Vincent You : « L’État a déserté et trop nombreux sont ceux qui sont arrêtés un jour et libérés le lendemain »

Une bande de trente jeunes, munis de battes de baseball et de sabres, a attaqué un bus dans la ville d’Angoulême ce mercredi.

Pour Boulevard Voltaire, Vincent You, adjoint au maire d’Angoulême, analyse les raisons de cette recrudescence de la violence.

Ce mercredi matin, une trentaine de jeunes s’en sont pris à un bus dans le centre d’Angoulême. Ils étaient armés de battes de baseball et de sabres japonais.
Ce genre de malveillance a-t-il tendance à se répéter ?

Ce n’est pas propre à Angoulême. Quand on écoute la radio, on parle de Grenoble, de Garges-lès-Gonesse et de Rodez sur des faits à peu près similaires. Nous avons un certain nombre de quartiers où il y a des multiplications de problèmes, de tensions et de calliassage de bus.
Nous avons passé un palier qui, symboliquement, montre l’ampleur du désastre.

Tous les chiffres démontrent que cette violence du quotidien se multiplie. Que faites-vous pour enrayer cette spirale à votre niveau ?

Nous avons augmenté les effectifs de la police municipale de manière très importante. Nous avons armé nos agents pour qu’ils puissent être hors de danger et qu’ils n’aillent pas en mission la peur au ventre.
Le problème est que l’État fait défaut. Il a démissionné de ses prérogatives de base. L’une des définitions de l’État était de dire que c’était lui qui avait le monopole de la violence légitime. Lorsque nous voyons trente gamins qui se permettent de faire régner l’ordre dans la ville en bousillant un bus avec des sabres, nous voyons bien que l’État a déserté.

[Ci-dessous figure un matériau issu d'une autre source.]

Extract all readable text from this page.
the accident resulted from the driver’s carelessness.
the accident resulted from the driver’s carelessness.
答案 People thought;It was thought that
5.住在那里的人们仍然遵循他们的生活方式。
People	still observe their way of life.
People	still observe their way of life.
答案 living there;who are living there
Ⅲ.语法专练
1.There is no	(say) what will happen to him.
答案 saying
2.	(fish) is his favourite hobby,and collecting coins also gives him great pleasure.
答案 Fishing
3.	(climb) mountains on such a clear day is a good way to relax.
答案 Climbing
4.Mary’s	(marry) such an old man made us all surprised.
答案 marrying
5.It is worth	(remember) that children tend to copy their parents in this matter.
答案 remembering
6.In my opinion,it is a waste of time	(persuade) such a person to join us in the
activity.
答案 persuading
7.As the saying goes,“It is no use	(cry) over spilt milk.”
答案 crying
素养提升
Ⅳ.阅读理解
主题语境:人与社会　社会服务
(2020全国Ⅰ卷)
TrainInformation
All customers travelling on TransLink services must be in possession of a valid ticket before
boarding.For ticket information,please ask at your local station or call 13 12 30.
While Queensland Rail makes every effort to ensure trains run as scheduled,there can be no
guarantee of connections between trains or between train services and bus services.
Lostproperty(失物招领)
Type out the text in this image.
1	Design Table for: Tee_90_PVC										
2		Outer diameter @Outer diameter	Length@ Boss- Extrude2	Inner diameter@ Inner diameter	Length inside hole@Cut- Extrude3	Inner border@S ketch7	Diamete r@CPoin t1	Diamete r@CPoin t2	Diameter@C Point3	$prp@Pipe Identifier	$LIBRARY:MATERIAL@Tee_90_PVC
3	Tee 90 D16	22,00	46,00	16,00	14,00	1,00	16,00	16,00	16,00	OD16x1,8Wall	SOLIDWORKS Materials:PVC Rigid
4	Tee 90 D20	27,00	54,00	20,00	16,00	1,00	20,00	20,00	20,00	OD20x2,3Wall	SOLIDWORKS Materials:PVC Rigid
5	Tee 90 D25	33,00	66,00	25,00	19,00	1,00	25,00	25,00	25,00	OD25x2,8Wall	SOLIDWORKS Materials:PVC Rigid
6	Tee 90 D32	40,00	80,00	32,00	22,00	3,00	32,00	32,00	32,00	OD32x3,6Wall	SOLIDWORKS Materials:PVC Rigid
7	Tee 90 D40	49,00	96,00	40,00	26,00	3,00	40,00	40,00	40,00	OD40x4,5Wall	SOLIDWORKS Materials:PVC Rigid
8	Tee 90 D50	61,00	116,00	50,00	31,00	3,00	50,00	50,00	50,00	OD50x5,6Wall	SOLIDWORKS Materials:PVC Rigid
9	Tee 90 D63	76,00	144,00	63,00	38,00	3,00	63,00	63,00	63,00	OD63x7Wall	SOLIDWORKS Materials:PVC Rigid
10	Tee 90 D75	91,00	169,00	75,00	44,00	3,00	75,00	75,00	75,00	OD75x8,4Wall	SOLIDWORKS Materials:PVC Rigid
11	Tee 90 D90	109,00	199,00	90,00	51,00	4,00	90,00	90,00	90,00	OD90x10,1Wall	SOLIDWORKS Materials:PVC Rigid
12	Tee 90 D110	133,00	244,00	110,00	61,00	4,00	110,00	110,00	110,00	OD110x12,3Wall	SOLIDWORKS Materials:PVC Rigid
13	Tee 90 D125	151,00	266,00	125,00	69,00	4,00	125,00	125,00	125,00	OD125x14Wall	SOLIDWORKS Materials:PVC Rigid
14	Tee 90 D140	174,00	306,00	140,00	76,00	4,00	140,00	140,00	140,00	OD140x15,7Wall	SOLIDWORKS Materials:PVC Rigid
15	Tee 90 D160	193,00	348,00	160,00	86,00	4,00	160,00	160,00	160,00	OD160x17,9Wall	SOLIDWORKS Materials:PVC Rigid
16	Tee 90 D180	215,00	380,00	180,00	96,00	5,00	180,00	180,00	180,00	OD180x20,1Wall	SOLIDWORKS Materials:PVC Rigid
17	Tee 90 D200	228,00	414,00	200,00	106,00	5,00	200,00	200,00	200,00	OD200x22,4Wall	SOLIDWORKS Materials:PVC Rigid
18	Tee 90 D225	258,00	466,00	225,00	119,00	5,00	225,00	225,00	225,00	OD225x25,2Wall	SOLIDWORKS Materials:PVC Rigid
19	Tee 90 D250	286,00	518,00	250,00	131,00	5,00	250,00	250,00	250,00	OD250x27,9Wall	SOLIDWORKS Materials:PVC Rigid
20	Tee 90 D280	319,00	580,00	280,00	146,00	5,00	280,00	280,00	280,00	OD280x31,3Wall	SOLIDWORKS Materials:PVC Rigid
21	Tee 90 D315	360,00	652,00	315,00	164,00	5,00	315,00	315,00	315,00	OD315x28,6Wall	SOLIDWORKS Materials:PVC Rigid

À quoi attribuez-vous cette recrudescence de violence ?

Je ne saurais pas dire pourquoi il y a une visibilité plus forte ces derniers temps. C’est, malheureusement, un vieux sujet.
Les sociologues parlent depuis longtemps de nos quartiers. Ils expliquent qu’il y a deux façons de faire régner l’ordre. Soit c’est autour de l’imam, soit c’est autour des caïds. Dans ce cas présent, nous sommes dans la version du petit caïdat où les bandes s’entre-tuent ou, en tout cas, cherchent à prendre le dessus. C’est un grand sujet.
Le problème de fond est la diminution des effectifs de la police nationale, d’une part, et, d’autre part, la grande crise de la Justice. On sait bien que trop nombreux sont ceux qui sont un jour arrêtés et libérés le lendemain.